Taliban Paksa Wanita...
Otoritas Taliban yang berkuasa di Afghanistan memaksa para wanita yang telah cerai kembali ke mantan suami mereka yang kasar. Perceraian sebelumnya dianggap tak sah. Foto/REUTERS/Ali Khara/File Photo
A A A
KABUL - Otoritas Taliban , yang berkuasa di Afghanistan, telah memaksa para wanita yang sudah bercerai untuk kembali pada mantan suami mereka yang kasar. Alasannya, perceraian sebelumnya dianggap tidak sah.

Marwa dilecehkan selama bertahun-tahun oleh mantan suaminya yang mematahkan semua giginya. Dia bersembunyi bersama delapan anaknya setelah komandan Taliban membatalkan perceraiannya.

Marwa adalah salah satu dari sejumlah kecil wanita yang—di bawah pemerintahan sebelumnya yang didukung Amerika Serikat (AS)—diberikan hak bercerai di bawah hukum Afghanistan.

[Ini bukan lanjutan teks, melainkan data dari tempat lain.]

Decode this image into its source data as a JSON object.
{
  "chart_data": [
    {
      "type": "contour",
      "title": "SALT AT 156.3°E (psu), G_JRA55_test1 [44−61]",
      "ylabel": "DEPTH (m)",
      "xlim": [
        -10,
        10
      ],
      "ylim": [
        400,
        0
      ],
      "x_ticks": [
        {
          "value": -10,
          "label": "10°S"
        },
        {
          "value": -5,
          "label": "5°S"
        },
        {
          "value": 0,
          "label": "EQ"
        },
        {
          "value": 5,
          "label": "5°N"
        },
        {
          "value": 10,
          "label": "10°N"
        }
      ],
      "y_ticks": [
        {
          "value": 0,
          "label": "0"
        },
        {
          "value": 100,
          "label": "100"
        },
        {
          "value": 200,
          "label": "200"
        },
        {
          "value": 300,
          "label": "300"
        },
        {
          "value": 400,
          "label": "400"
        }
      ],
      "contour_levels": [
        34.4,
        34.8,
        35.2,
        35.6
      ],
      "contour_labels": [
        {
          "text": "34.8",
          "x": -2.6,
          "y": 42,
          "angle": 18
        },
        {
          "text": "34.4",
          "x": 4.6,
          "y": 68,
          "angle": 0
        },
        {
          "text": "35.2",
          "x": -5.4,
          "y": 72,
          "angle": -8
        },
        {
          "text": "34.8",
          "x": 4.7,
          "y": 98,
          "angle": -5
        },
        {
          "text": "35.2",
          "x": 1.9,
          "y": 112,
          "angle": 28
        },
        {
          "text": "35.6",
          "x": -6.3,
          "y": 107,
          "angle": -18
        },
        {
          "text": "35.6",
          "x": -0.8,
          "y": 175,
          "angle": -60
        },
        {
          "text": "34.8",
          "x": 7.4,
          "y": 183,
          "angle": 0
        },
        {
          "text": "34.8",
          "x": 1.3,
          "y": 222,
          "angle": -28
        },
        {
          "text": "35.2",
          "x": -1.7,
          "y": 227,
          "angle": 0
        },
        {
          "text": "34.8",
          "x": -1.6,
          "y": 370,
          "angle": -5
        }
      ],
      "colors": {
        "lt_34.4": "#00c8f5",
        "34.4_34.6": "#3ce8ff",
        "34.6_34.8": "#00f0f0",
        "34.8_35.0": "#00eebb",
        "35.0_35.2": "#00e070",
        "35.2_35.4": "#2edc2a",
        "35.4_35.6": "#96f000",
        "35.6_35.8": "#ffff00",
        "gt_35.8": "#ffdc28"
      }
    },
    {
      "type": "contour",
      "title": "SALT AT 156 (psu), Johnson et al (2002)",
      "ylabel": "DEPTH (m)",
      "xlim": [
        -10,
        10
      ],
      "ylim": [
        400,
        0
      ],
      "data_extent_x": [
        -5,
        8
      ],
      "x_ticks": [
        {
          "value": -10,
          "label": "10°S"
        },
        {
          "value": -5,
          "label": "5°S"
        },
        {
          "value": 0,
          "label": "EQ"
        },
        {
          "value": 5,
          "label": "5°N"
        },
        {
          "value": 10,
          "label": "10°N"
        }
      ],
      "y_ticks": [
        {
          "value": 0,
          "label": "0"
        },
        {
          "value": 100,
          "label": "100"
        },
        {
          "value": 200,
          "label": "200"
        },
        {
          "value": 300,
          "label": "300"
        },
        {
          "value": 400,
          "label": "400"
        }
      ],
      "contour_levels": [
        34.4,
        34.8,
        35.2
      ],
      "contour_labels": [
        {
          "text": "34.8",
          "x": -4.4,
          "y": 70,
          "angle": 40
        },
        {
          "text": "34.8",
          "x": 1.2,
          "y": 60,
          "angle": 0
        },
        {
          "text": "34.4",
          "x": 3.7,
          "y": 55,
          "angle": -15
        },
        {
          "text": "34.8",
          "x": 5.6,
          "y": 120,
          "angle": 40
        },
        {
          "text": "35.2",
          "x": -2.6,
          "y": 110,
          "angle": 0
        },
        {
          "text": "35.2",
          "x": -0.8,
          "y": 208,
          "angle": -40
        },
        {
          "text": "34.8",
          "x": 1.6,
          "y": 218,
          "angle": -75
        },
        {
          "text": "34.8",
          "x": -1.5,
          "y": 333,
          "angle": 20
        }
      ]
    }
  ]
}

Ketika pasukan Taliban mulai berkuasa lagi pada tahun 2021, mantan suami Marwa mengeklaim bahwa dia telah dipaksa bercerai dan komandan Taliban memerintahkan Marwa untuk kembali ke cengkeraman mantan suami.



"Putri saya dan saya banyak menangis hari itu," kata Marwa (40), yang namanya telah diubah untuk perlindungannya sendiri, kepada AFP, yang dilansir Selasa (7/3/2023).

"Saya berkata pada diri sendiri, 'Ya Tuhan, iblis telah kembali'."

Pemerintah Taliban menganut interpretasi Islam versi mereka sendiri yang keras dan telah memberlakukan pembatasan sangat ketat pada kehidupan perempuan yang oleh PBB disebut "apartheid berbasis gender".

Islam Izinkan Perceraian


Para pengacara mengatakan kepada AFP bahwa beberapa wanita telah dilaporkan diseret kembali ke pernikahan yang kejam setelah komandan Taliban membatalkan perceraian mereka.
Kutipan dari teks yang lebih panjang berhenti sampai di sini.